Carver: About 36dB. When you play music, the null will typically hover around the 36dB area. So it's not a perfect null. No question about it.
Atkinson: It's 98.5% the same...
Carver: It's not a bad null.
We have to be careful in assuming that "people had actually been able to do it for real." without examining the test procedure & evidence of the results!
It's also interesting to see what a professional who uses null testing, Bob Carver, has to say about it http://www.stereophile.com/content/bob-carver-carving-name-himself-page-3
So if Carver can't achieve -70dB " the roots of the universe" & "70dB nulls aren't possible to achieve in production." how does Ethan do it?
Fascinating stuff, and I can't say I'm surprised at how difficult it is. But... it is sounding as though there's a huge gap that subjectivists can walk through. If the 'straight wire with gain' changes if the sun shines on it, then it's also going to change while it's playing music. And if it doesn't show up in the conventional tests, then we'll never know what it was doing to the music.

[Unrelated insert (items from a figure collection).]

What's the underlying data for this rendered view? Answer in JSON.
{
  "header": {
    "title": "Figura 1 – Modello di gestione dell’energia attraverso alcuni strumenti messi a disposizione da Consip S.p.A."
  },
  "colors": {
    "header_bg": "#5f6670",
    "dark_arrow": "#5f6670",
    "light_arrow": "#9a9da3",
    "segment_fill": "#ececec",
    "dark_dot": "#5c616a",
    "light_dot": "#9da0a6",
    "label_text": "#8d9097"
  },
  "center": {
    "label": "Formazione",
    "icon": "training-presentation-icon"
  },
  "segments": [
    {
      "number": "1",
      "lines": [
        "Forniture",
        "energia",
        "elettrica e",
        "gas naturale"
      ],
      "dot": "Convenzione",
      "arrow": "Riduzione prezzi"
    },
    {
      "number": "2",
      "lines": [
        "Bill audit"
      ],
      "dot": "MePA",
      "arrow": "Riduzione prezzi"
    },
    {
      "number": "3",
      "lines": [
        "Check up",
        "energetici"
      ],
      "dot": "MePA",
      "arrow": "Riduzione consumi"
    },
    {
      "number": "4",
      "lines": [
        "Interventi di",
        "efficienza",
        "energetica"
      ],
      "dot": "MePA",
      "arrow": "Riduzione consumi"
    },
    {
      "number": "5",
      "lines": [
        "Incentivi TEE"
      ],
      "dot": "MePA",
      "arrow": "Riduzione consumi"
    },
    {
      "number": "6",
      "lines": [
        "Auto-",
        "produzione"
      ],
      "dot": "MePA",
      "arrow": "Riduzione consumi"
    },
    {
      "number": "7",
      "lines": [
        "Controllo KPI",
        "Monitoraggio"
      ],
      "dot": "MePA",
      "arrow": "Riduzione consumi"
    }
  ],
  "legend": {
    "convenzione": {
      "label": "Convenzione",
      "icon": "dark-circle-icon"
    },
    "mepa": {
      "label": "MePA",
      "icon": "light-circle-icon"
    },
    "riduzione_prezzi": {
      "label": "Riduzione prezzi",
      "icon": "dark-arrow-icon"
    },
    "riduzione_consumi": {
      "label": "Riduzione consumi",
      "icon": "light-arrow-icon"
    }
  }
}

My suggestion would be to do it all in software and 'auto-null' i.e. allow the software to track the null in non-real time, telling us what it has to do to achieve it. If it's a tiny gain change as the temperature changes then maybe that's not too controversial. If it's a significant wobble after a sharp transient then that's more interesting.

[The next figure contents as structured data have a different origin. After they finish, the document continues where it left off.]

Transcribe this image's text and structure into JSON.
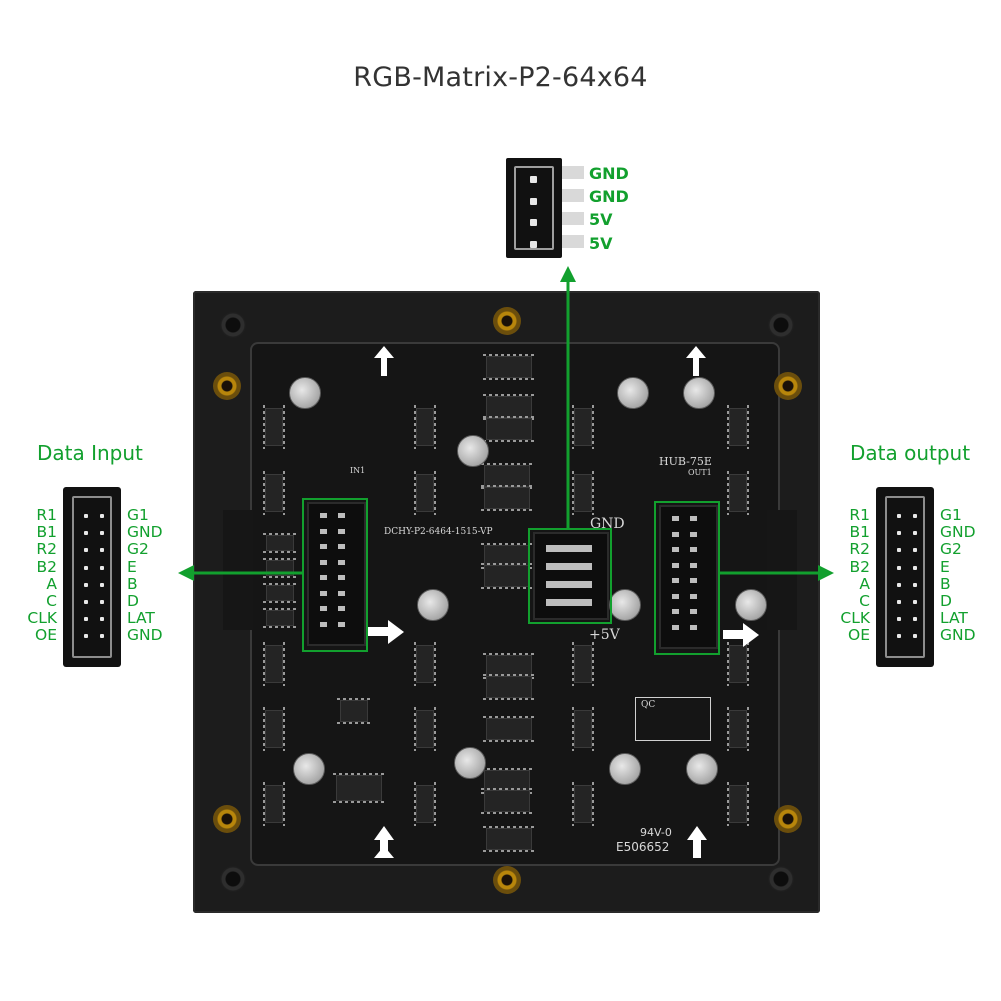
{
  "title": "RGB-Matrix-P2-64x64",
  "power_connector": {
    "pins": [
      "GND",
      "GND",
      "5V",
      "5V"
    ]
  },
  "data_input": {
    "title": "Data Input",
    "left_pins": [
      "R1",
      "B1",
      "R2",
      "B2",
      "A",
      "C",
      "CLK",
      "OE"
    ],
    "right_pins": [
      "G1",
      "GND",
      "G2",
      "E",
      "B",
      "D",
      "LAT",
      "GND"
    ]
  },
  "data_output": {
    "title": "Data output",
    "left_pins": [
      "R1",
      "B1",
      "R2",
      "B2",
      "A",
      "C",
      "CLK",
      "OE"
    ],
    "right_pins": [
      "G1",
      "GND",
      "G2",
      "E",
      "B",
      "D",
      "LAT",
      "GND"
    ]
  },
  "board_silkscreen": {
    "part_number": "DCHY-P2-6464-1515-VP",
    "hub_label": "HUB-75E",
    "gnd_label": "GND",
    "plus5v_label": "+5V",
    "qc_label": "QC",
    "cert_code": "94V-0",
    "cert_number": "E506652",
    "in_label": "IN1",
    "out_label": "OUT1"
  },
  "colors": {
    "accent_green": "#12a02e",
    "title_gray": "#333333",
    "panel_black": "#1c1c1c"
  }
}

by means of Audio DiffMaker and tested also on the same audio sample three audio interfaces : RME Fireface 400, RME Babyface and Steinberg MR816X. Here below the 'correlated null depth' figures (both last ones) from Audio DiifMaker, the higher the figures in dB, the closer to the original the AD-DA loop:
Mytek 8 x 192
-1,002sec, 0,450dB (L), 0,553dB (R)..Corr Depth: 35,3 dB (L), 36,9 dB (R)
Orpheus
-1sec, 0,075dB (L), 0,064dB (R)..Corr Depth: 30,8 dB (L), 32,4 dB (R)
Fireface 400
-36,94usec, 0,298dB (L), 0,311dB (R)..Corr Depth: 30,2 dB (L), 31,8 dB (R)
MR816X
-2,101msec, 1,104dB (L), 0,605dB (R)..Corr Depth: 19,1 dB (L), 21,0 dB (R)
Babyface
1,555usec, 0,352dB (L), 0,414dB (R)..Corr Depth: 9,2 dB (L), 10,8 dB (R)
What you are talking about is already available in software product called AudioDiffmaker.
There are further null tests on this site which are also of interest. As you can see, again nowhere near 80dB nulls reported by Ethan. Why?
Are we sure Ethan said he has actually measured 80 dB nulls, or just that if they were achieved it would mean that the amplifiers were sonically identical (and from what Bob Carver said many years ago, maybe only -70 dB nulls would be adequate for that conclusion)?? Furthermore, from what Carver says it sounds pretty unlikely that any two current production amps will null even to -40 dB under real world conditions.
Are you suggesting that Ethan is stating something which is unachievable in real-world testing? Are you suggesting that he is then using this hypothetical as a strawman argument "If a null test shows all differences at 80+ dB down, then those difference are irrelevant whether people understand it or not. That's half the battle, just getting people to understand the unreliability of their own hearing." ?
A straw man, known in the UK as an Aunt Sally, is a type of argument and is an informal fallacy based on misrepresentation of an opponent's position.[1] To "attack a straw man" is to create the illusion of having refuted a proposition by replacing it with a superficially similar yet unequivalent proposition (the "straw man"), and refuting it, without ever having actually refuted the original position.[1][2]
If there really were some as-yet unknown aspect of audio fidelity, it would have been revealed 50+ years ago in a null test. The original Hewlett-Packard distortion analyzers used nulling, and more modern methods can null complete music tracks and determine what remains. So the notion that some audiophiles can hear aspects of fidelity that can't be measured is easily disproved. I've explained this so many times in the past, I don't understand why we're still discussing it.
Ethan Winer said:Yes, exactly.jkeny said:Or are we back to the same ol', same ol' refrain - all (reasonably built amplifiers) sound the same & measure the same?